Roger Stokes roger.stokes65 at btinternet.com
Fri Jul 22 23:52:33 UTC 2016


On 23/07/2016 00:28, Sibyl Smirl wrote:
> On 7/22/16 5:28 PM, Roger Stokes wrote:
>> On 22/07/2016 22:47, Sibyl Smirl wrote:
>>> On 7/22/16 1:50 PM, F von Prondzynski wrote:
>>>> I am currently on vacation in the US, and have had to get used to the
>>>> different terminology again. What Americans call a sandwich would not
>>>> normally qualify in the British Isles. And yesterday I ordered
>>>> something with a ‘biscuit’ and got something entirely unexpected.
>>>>
>>>
>>> Oh, what is a "butty", a "cheese butty" or a "bacon butty"? Is that
>>> some kind of sandwich?  Or is the terminology entirely Liverpudlian,
>>> and not widespread UK?
>> It may have started in Merseyside but I think it is at least understood
>> more widely now, particularly in the sense of the unhealthy chip butty.

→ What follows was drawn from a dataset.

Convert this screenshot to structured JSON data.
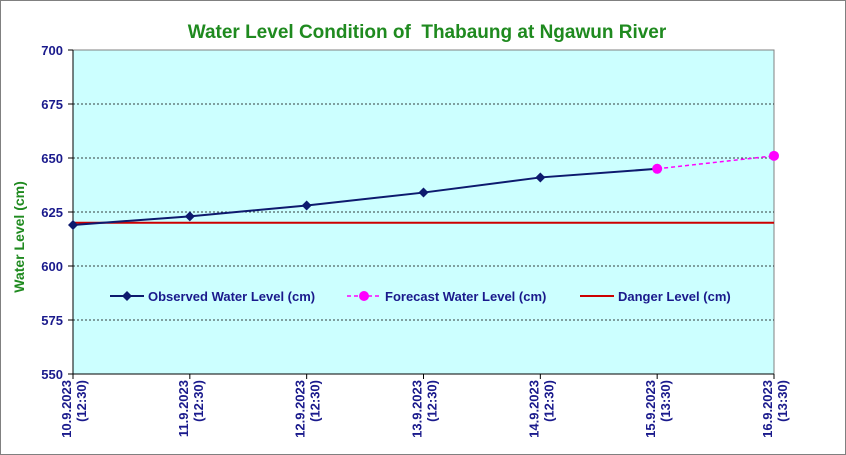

>> A butty is a sandwich of two slices of a standard loaf with the filling
>> betweem.  In the case of a chip butty the filling would be chips -
>> french fries in buttered bread though I suspect they are normally in a
>> bun rather than using regular sliced bread.  Other sorts of sandwiches
>> could be in that form as well and Joan would sometimes talk of her early
>> days as a postgraduate student going into a shop, pointing at the salad
>> sandwich bun she wanted and being asked in a thibk Liverpool accent "You
>> wany a barm?" without being able to understand it.
>
> Thank you, Roger.  Sounds to me like a normal basic home-kitchen 
> sandwich, although I've never heard of one with potatoes of any kind 
> between the bread. 
You are dead-right there.  I would certainly avoid one with potato in it 
- carbohydrate overload.  I would say the same of the offer of chips 
with lasagna or anything else with potato or pasta as an ingredient.